Show that the derivative of a function at a point is greater than zero.

Question

Given $f(x) = 4x^3-6x^2\cos(2a) + 3x\sin(2a)\sin(6a) + \sqrt{\ln(2a-a^2)}$ then show that $f'\Bigl(\frac{1}{2}\Bigr)>0.$

The obvious thing to do here is to differentiate the function,
(Since nothing is mentioned about 'a', I'll assume it to be constant. At least that's what my instructor said)

$f'(x) = 12x^2-12x\cos(2a) + 3\sin(2a)\sin(6a)$

$f'\Bigl(\frac{1}{2}\Bigr) = 3-6\cos(2a) + 3\sin(2a)\sin(6a).$

How do you prove, that this is greater than zero? I tried using the range of $\cos(x)$ and $\sin(x)$, but got stuck.

Another thing I'd like to mention that this question was given to me as a multiple choice question.

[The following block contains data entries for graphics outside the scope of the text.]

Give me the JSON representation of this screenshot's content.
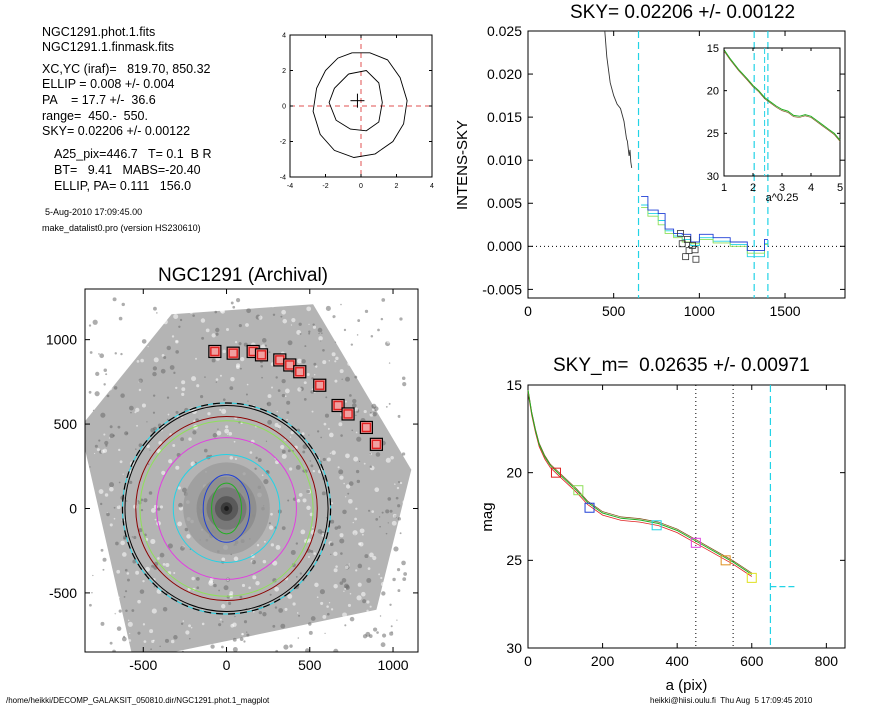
{
  "info": {
    "phot_file": "NGC1291.phot.1.fits",
    "mask_file": "NGC1291.1.finmask.fits",
    "xcyc": "XC,YC (iraf)=   819.70, 850.32",
    "ellip": "ELLIP = 0.008 +/- 0.004",
    "pa": "PA    = 17.7 +/-  36.6",
    "range": "range=  450.-  550.",
    "sky": "SKY= 0.02206 +/- 0.00122",
    "a25": "A25_pix=446.7   T= 0.1  B R",
    "bt": "BT=   9.41   MABS=-20.40",
    "ellip_pa": "ELLIP, PA= 0.111   156.0",
    "date": "5-Aug-2010 17:09:45.00",
    "program": "make_datalist0.pro (version HS230610)"
  },
  "footer": {
    "path": "/home/heikki/DECOMP_GALAKSIT_050810.dir/NGC1291.phot.1_magplot",
    "user": "heikki@hiisi.oulu.fi  Thu Aug  5 17:09:45 2010"
  },
  "colors": {
    "black": "#000000",
    "cyan": "#22d3e6",
    "blue": "#1f3fd6",
    "green": "#22b022",
    "lightgreen": "#8fe05a",
    "magenta": "#e040e0",
    "red": "#e02020",
    "darkred": "#8b0000",
    "orange": "#e09020",
    "pink": "#ff8080",
    "gray": "#808080"
  },
  "chart_data": [
    {
      "id": "center_plot",
      "type": "line",
      "xlim": [
        -4,
        4
      ],
      "ylim": [
        -4,
        4
      ],
      "xticks": [
        -4,
        -2,
        0,
        2,
        4
      ],
      "yticks": [
        -4,
        -2,
        0,
        2,
        4
      ],
      "crosshair_x": 0,
      "crosshair_y": 0,
      "center_marker": [
        -0.2,
        0.3
      ],
      "contours": [
        [
          [
            -0.5,
            3.0
          ],
          [
            0.5,
            3.0
          ],
          [
            1.5,
            2.6
          ],
          [
            2.2,
            1.6
          ],
          [
            2.6,
            0.3
          ],
          [
            2.4,
            -1.0
          ],
          [
            1.8,
            -2.0
          ],
          [
            0.8,
            -2.7
          ],
          [
            -0.4,
            -2.9
          ],
          [
            -1.5,
            -2.5
          ],
          [
            -2.3,
            -1.6
          ],
          [
            -2.7,
            -0.3
          ],
          [
            -2.5,
            1.0
          ],
          [
            -2.0,
            2.0
          ],
          [
            -1.3,
            2.7
          ],
          [
            -0.5,
            3.0
          ]
        ],
        [
          [
            -0.7,
            1.8
          ],
          [
            0.3,
            2.0
          ],
          [
            1.0,
            1.3
          ],
          [
            1.2,
            0.2
          ],
          [
            1.0,
            -0.9
          ],
          [
            0.3,
            -1.4
          ],
          [
            -0.6,
            -1.3
          ],
          [
            -1.4,
            -0.8
          ],
          [
            -1.8,
            0.2
          ],
          [
            -1.5,
            1.0
          ],
          [
            -0.7,
            1.8
          ]
        ]
      ]
    },
    {
      "id": "sky_profile",
      "type": "line",
      "title": "SKY= 0.02206 +/- 0.00122",
      "xlabel": "",
      "ylabel": "INTENS-SKY",
      "xlim": [
        0,
        1850
      ],
      "ylim": [
        -0.006,
        0.025
      ],
      "xticks": [
        0,
        500,
        1000,
        1500
      ],
      "yticks": [
        -0.005,
        0.0,
        0.005,
        0.01,
        0.015,
        0.02,
        0.025
      ],
      "ytick_labels": [
        "-0.005",
        "0.000",
        "0.005",
        "0.010",
        "0.015",
        "0.020",
        "0.025"
      ],
      "vlines": [
        645,
        1320,
        1400
      ],
      "intens_curve": [
        [
          448,
          0.025
        ],
        [
          460,
          0.022
        ],
        [
          480,
          0.019
        ],
        [
          500,
          0.0175
        ],
        [
          520,
          0.0165
        ],
        [
          540,
          0.016
        ],
        [
          560,
          0.0145
        ],
        [
          575,
          0.0125
        ],
        [
          580,
          0.0122
        ],
        [
          590,
          0.0105
        ],
        [
          595,
          0.0112
        ],
        [
          600,
          0.0098
        ],
        [
          605,
          0.0091
        ]
      ],
      "sky_steps_blue": [
        [
          660,
          0.0058
        ],
        [
          700,
          0.0042
        ],
        [
          760,
          0.0038
        ],
        [
          800,
          0.002
        ],
        [
          850,
          0.0015
        ],
        [
          900,
          0.0014
        ],
        [
          950,
          0.0005
        ],
        [
          1000,
          0.0014
        ],
        [
          1080,
          0.001
        ],
        [
          1180,
          0.0005
        ],
        [
          1280,
          -0.0005
        ],
        [
          1380,
          0.0008
        ]
      ],
      "sky_steps_green": [
        [
          660,
          0.0045
        ],
        [
          700,
          0.0035
        ],
        [
          760,
          0.0025
        ],
        [
          800,
          0.0015
        ],
        [
          850,
          0.001
        ],
        [
          900,
          0.0005
        ],
        [
          950,
          0.0003
        ],
        [
          1000,
          0.0008
        ],
        [
          1080,
          0.0004
        ],
        [
          1180,
          0.0
        ],
        [
          1280,
          -0.0008
        ],
        [
          1380,
          0.0002
        ]
      ],
      "sky_steps_cyan": [
        [
          660,
          0.0048
        ],
        [
          700,
          0.0038
        ],
        [
          760,
          0.003
        ],
        [
          800,
          0.0018
        ],
        [
          850,
          0.0012
        ],
        [
          900,
          0.0008
        ],
        [
          950,
          0.0001
        ],
        [
          1000,
          0.001
        ],
        [
          1080,
          0.0006
        ],
        [
          1180,
          0.0002
        ],
        [
          1280,
          -0.0012
        ],
        [
          1380,
          0.0003
        ]
      ],
      "square_points": [
        [
          890,
          0.0015
        ],
        [
          900,
          0.0003
        ],
        [
          920,
          -0.0012
        ],
        [
          930,
          0.0008
        ],
        [
          940,
          -0.0005
        ],
        [
          960,
          0.0001
        ],
        [
          975,
          -0.0004
        ],
        [
          980,
          -0.0015
        ]
      ],
      "inset": {
        "xlabel": "a^0.25",
        "xlim": [
          1,
          5
        ],
        "ylim": [
          15,
          30
        ],
        "xticks": [
          1,
          2,
          3,
          4,
          5
        ],
        "yticks": [
          15,
          20,
          25,
          30
        ],
        "vline": 2.4,
        "curve": [
          [
            1.0,
            15.2
          ],
          [
            1.2,
            16.2
          ],
          [
            1.5,
            17.5
          ],
          [
            1.8,
            18.6
          ],
          [
            2.0,
            19.4
          ],
          [
            2.2,
            20.0
          ],
          [
            2.4,
            20.8
          ],
          [
            2.6,
            21.3
          ],
          [
            2.8,
            21.8
          ],
          [
            3.0,
            22.2
          ],
          [
            3.2,
            22.4
          ],
          [
            3.4,
            22.9
          ],
          [
            3.6,
            23.0
          ],
          [
            3.8,
            22.8
          ],
          [
            4.0,
            23.0
          ],
          [
            4.2,
            23.5
          ],
          [
            4.4,
            24.0
          ],
          [
            4.6,
            24.5
          ],
          [
            4.8,
            25.0
          ],
          [
            5.0,
            25.8
          ]
        ]
      }
    },
    {
      "id": "archival_image",
      "type": "scatter",
      "title": "NGC1291 (Archival)",
      "xlim": [
        -850,
        1150
      ],
      "ylim": [
        -850,
        1300
      ],
      "xticks": [
        -500,
        0,
        500,
        1000
      ],
      "yticks": [
        -500,
        0,
        500,
        1000
      ],
      "boxes": [
        [
          -70,
          930
        ],
        [
          40,
          920
        ],
        [
          160,
          930
        ],
        [
          210,
          910
        ],
        [
          320,
          880
        ],
        [
          380,
          850
        ],
        [
          440,
          810
        ],
        [
          560,
          730
        ],
        [
          670,
          610
        ],
        [
          730,
          560
        ],
        [
          840,
          480
        ],
        [
          900,
          380
        ]
      ],
      "ellipses": [
        {
          "r": 140,
          "ry": 200,
          "color": "#1f3fd6"
        },
        {
          "r": 90,
          "ry": 150,
          "color": "#22b022"
        },
        {
          "r": 320,
          "ry": 320,
          "color": "#22d3e6"
        },
        {
          "r": 420,
          "ry": 420,
          "color": "#e040e0"
        },
        {
          "r": 520,
          "ry": 520,
          "color": "#8fe05a"
        },
        {
          "r": 545,
          "ry": 545,
          "color": "#8b0000"
        },
        {
          "r": 610,
          "ry": 610,
          "color": "#000000"
        },
        {
          "r": 625,
          "ry": 625,
          "color": "#22d3e6"
        }
      ]
    },
    {
      "id": "mag_profile",
      "type": "line",
      "title": "SKY_m=  0.02635 +/- 0.00971",
      "xlabel": "a (pix)",
      "ylabel": "mag",
      "xlim": [
        0,
        850
      ],
      "ylim": [
        15,
        30
      ],
      "xticks": [
        0,
        200,
        400,
        600,
        800
      ],
      "yticks": [
        15,
        20,
        25,
        30
      ],
      "vlines_dotted": [
        450,
        550
      ],
      "vline_cyan": 650,
      "hline_cyan_y": 26.5,
      "hline_cyan_x": [
        650,
        720
      ],
      "curve": [
        [
          0,
          15.3
        ],
        [
          10,
          16.6
        ],
        [
          20,
          17.6
        ],
        [
          30,
          18.4
        ],
        [
          45,
          19.1
        ],
        [
          60,
          19.6
        ],
        [
          80,
          20.0
        ],
        [
          100,
          20.4
        ],
        [
          130,
          21.0
        ],
        [
          160,
          21.7
        ],
        [
          200,
          22.3
        ],
        [
          250,
          22.6
        ],
        [
          300,
          22.7
        ],
        [
          350,
          22.9
        ],
        [
          400,
          23.3
        ],
        [
          450,
          23.9
        ],
        [
          500,
          24.5
        ],
        [
          550,
          25.1
        ],
        [
          600,
          25.8
        ]
      ],
      "squares": [
        {
          "x": 75,
          "y": 20.0,
          "color": "#e02020"
        },
        {
          "x": 135,
          "y": 21.0,
          "color": "#8fe05a"
        },
        {
          "x": 165,
          "y": 22.0,
          "color": "#1f3fd6"
        },
        {
          "x": 345,
          "y": 23.0,
          "color": "#22d3e6"
        },
        {
          "x": 450,
          "y": 24.0,
          "color": "#e040e0"
        },
        {
          "x": 530,
          "y": 25.0,
          "color": "#e09020"
        },
        {
          "x": 600,
          "y": 26.0,
          "color": "#e0e020"
        }
      ]
    }
  ]
}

The options were,

A) $f(x)$ is not defined at $x = 1/2$
B) $f'(x)$ is not defined at $x = 1/2$
C) $f\Bigl(\frac{1}{2}\Bigr)<0$
D) $f\Bigl(\frac{1}{2}\Bigr)>0$

Since we don't know what 'a' is, the answer according to me should be B). But the answer given to me was D), which my instructor said was correct, and that 'a' should be treated as a constant.

Any help would be appreciated.

Answer 1

If you execute the Mathematica command Plot[3-6Cos[2a]+3Sin[2a]Sin[6a],{a,0,2 Pi}], you will find that the result is sometimes positive, sometimes negative, depending on $a$. The derivative is defined, but it's indeterminant because you don't know what $a$ is. My answer would be "None of the above."

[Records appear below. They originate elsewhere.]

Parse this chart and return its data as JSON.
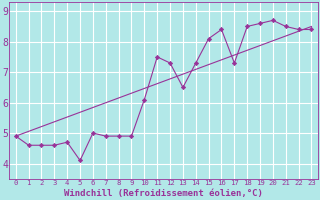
{
  "xlabel": "Windchill (Refroidissement éolien,°C)",
  "bg_color": "#b2e8e8",
  "grid_color": "#c8e8e8",
  "line_color": "#993399",
  "xlim": [
    -0.5,
    23.5
  ],
  "ylim": [
    3.5,
    9.3
  ],
  "xticks": [
    0,
    1,
    2,
    3,
    4,
    5,
    6,
    7,
    8,
    9,
    10,
    11,
    12,
    13,
    14,
    15,
    16,
    17,
    18,
    19,
    20,
    21,
    22,
    23
  ],
  "yticks": [
    4,
    5,
    6,
    7,
    8,
    9
  ],
  "series1_x": [
    0,
    1,
    2,
    3,
    4,
    5,
    6,
    7,
    8,
    9,
    10,
    11,
    12,
    13,
    14,
    15,
    16,
    17,
    18,
    19,
    20,
    21,
    22,
    23
  ],
  "series1_y": [
    4.9,
    4.6,
    4.6,
    4.6,
    4.7,
    4.1,
    5.0,
    4.9,
    4.9,
    4.9,
    6.1,
    7.5,
    7.3,
    6.5,
    7.3,
    8.1,
    8.4,
    7.3,
    8.5,
    8.6,
    8.7,
    8.5,
    8.4,
    8.4
  ],
  "trend_x": [
    0,
    23
  ],
  "trend_y": [
    4.9,
    8.5
  ],
  "font_size_xlabel": 6.5,
  "font_size_ytick": 7.0,
  "font_size_xtick": 5.2,
  "grid_lw": 0.8,
  "line_lw": 0.8,
  "marker_size": 2.2
}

[EDIT]: In order for the logarithm and square root to be defined and non-complex, you do know something about $a:$ you must have $2a-a^2\ge 1,$ the solution of which is $a=1$. For this value of $a$, $f'(1/2)>0$.

Answer 2

This is an extremely poorly worded question, assuming you have not left out any part of it. The correct answer is actually either both (A) and (B) or (D), depending on the value of $a$.

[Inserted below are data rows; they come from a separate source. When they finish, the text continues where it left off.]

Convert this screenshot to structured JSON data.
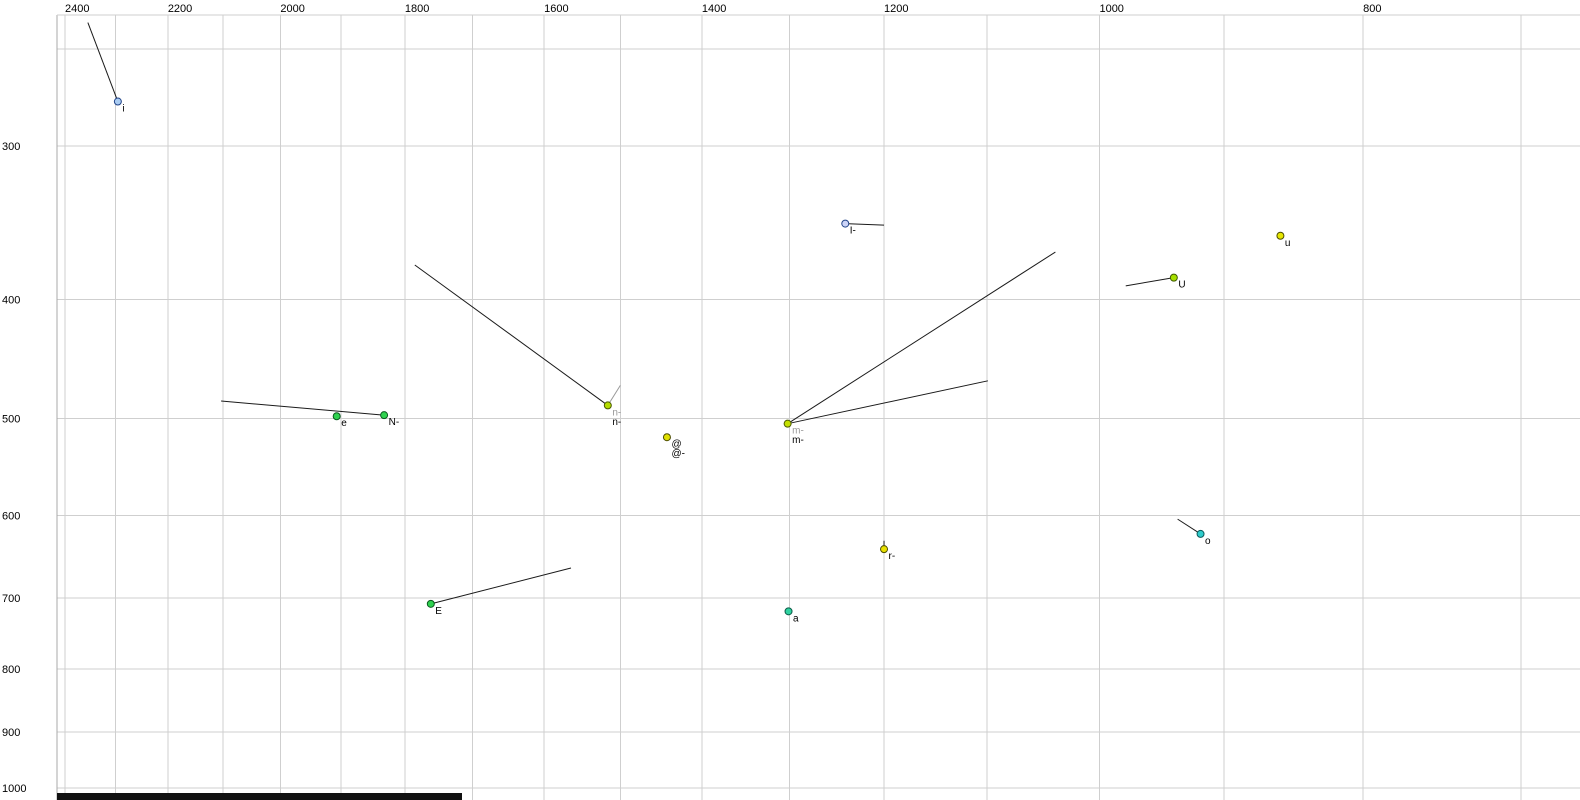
{
  "chart_data": {
    "type": "scatter",
    "title": "",
    "description": "Vowel formant plot (F2 on top axis decreasing left-to-right, F1 on left axis increasing downward, both log-scaled) with vowel tokens and formant trajectories",
    "x_axis": {
      "unit": "Hz",
      "scale": "log",
      "reversed": true,
      "label_ticks": [
        2400,
        2200,
        2000,
        1800,
        1600,
        1400,
        1200,
        1000,
        800
      ],
      "grid_from": 2400,
      "grid_to": 700,
      "grid_step": 100
    },
    "y_axis": {
      "unit": "Hz",
      "scale": "log",
      "label_ticks": [
        300,
        400,
        500,
        600,
        700,
        800,
        900,
        1000
      ],
      "gridlines": [
        250,
        300,
        400,
        500,
        600,
        700,
        800,
        900,
        1000
      ]
    },
    "points": [
      {
        "label": "i",
        "f2": 2295,
        "f1": 276,
        "fill": "#aaccf2",
        "stroke": "#224488",
        "trajectories": [
          {
            "f2": 2354,
            "f1": 238
          }
        ]
      },
      {
        "label": "I-",
        "f2": 1240,
        "f1": 347,
        "fill": "#ccd4f8",
        "stroke": "#224488",
        "trajectories": [
          {
            "f2": 1200,
            "f1": 348
          }
        ]
      },
      {
        "label": "u",
        "f2": 858,
        "f1": 355,
        "fill": "#e6e600",
        "stroke": "#4d4d00",
        "trajectories": []
      },
      {
        "label": "U",
        "f2": 939,
        "f1": 384,
        "fill": "#a6e000",
        "stroke": "#3f5a00",
        "trajectories": [
          {
            "f2": 978,
            "f1": 390
          }
        ]
      },
      {
        "label": "e",
        "f2": 1907,
        "f1": 498,
        "fill": "#2fd24f",
        "stroke": "#0a5a1e",
        "trajectories": []
      },
      {
        "label": "N-",
        "f2": 1832,
        "f1": 497,
        "fill": "#2fd24f",
        "stroke": "#0a5a1e",
        "trajectories": [
          {
            "f2": 2103,
            "f1": 484
          }
        ]
      },
      {
        "label": "n-",
        "ghost_label": "n-",
        "f2": 1516,
        "f1": 488,
        "fill": "#b4dc00",
        "stroke": "#4a5a00",
        "trajectories": [
          {
            "f2": 1785,
            "f1": 375
          },
          {
            "f2": 1500,
            "f1": 470,
            "color": "#999999"
          }
        ]
      },
      {
        "label": "@",
        "label2": "@-",
        "f2": 1442,
        "f1": 518,
        "fill": "#e0e000",
        "stroke": "#4d4d00",
        "trajectories": []
      },
      {
        "label": "m-",
        "ghost_label": "m-",
        "f2": 1302,
        "f1": 505,
        "fill": "#c4e000",
        "stroke": "#4a5a00",
        "trajectories": [
          {
            "f2": 1038,
            "f1": 366
          },
          {
            "f2": 1099,
            "f1": 466
          }
        ]
      },
      {
        "label": "r-",
        "f2": 1200,
        "f1": 639,
        "fill": "#e8e000",
        "stroke": "#4d4d00",
        "trajectories": [
          {
            "f2": 1200,
            "f1": 629
          }
        ]
      },
      {
        "label": "o",
        "f2": 918,
        "f1": 621,
        "fill": "#2fcccc",
        "stroke": "#0a5a5a",
        "trajectories": [
          {
            "f2": 936,
            "f1": 604
          }
        ]
      },
      {
        "label": "E",
        "f2": 1761,
        "f1": 708,
        "fill": "#2fd24f",
        "stroke": "#0a5a1e",
        "trajectories": [
          {
            "f2": 1564,
            "f1": 662
          }
        ]
      },
      {
        "label": "a",
        "f2": 1301,
        "f1": 718,
        "fill": "#2fd2a0",
        "stroke": "#0a5a46",
        "trajectories": []
      }
    ],
    "colors": {
      "background": "#ffffff",
      "grid": "#cfcfcf",
      "axis_border": "#aaaaaa",
      "trajectory": "#1a1a1a",
      "ghost_label": "#999999",
      "point_label": "#000000",
      "scrollbar": "#111111"
    }
  },
  "scrollbar": {
    "orientation": "horizontal",
    "thumb_present": true
  }
}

First of all, $f(x)$ may not even be defined for any values of $x$, depending on what $a$ is. In order for the last term $\sqrt{\ln(2a-a^2)}$ to be defined, $2a-a^2$ must be at least $1$ so that $\ln(2a-a^2)$ is defined and nonnegative. Since $2a-a^2-1=-(a-1)^2$, the only way that can happen is if $a=1$. So if $a\neq 1$, then $f(x)$ is never defined, and in particular $f(1/2)$ and $f'(1/2)$ are not defined, so both (A) and (B) are correct answers.

On the other hand, if $a=1$, then you can simply plug that in and evaluate your formula for $f'(1/2)$ and find it is positive. For a quick way to do this without a calculator, note that $\pi/2<2<\pi$ so $\cos 2$ is negative, so the second term $6\cos(2a)$ will be positive. Since the last term $3\sin(2a)\sin(6a)$ cannot be less than $-3$, the entire expression for $f'(1/2)$ must be positive. So in that case (D) is correct.

Presumably the problem intended for you to assume that $f(x)$ is defined somewhere, so that (D) is the only correct answer. But this really should be stated explicitly if the problem is supposed to have a well-defined answer.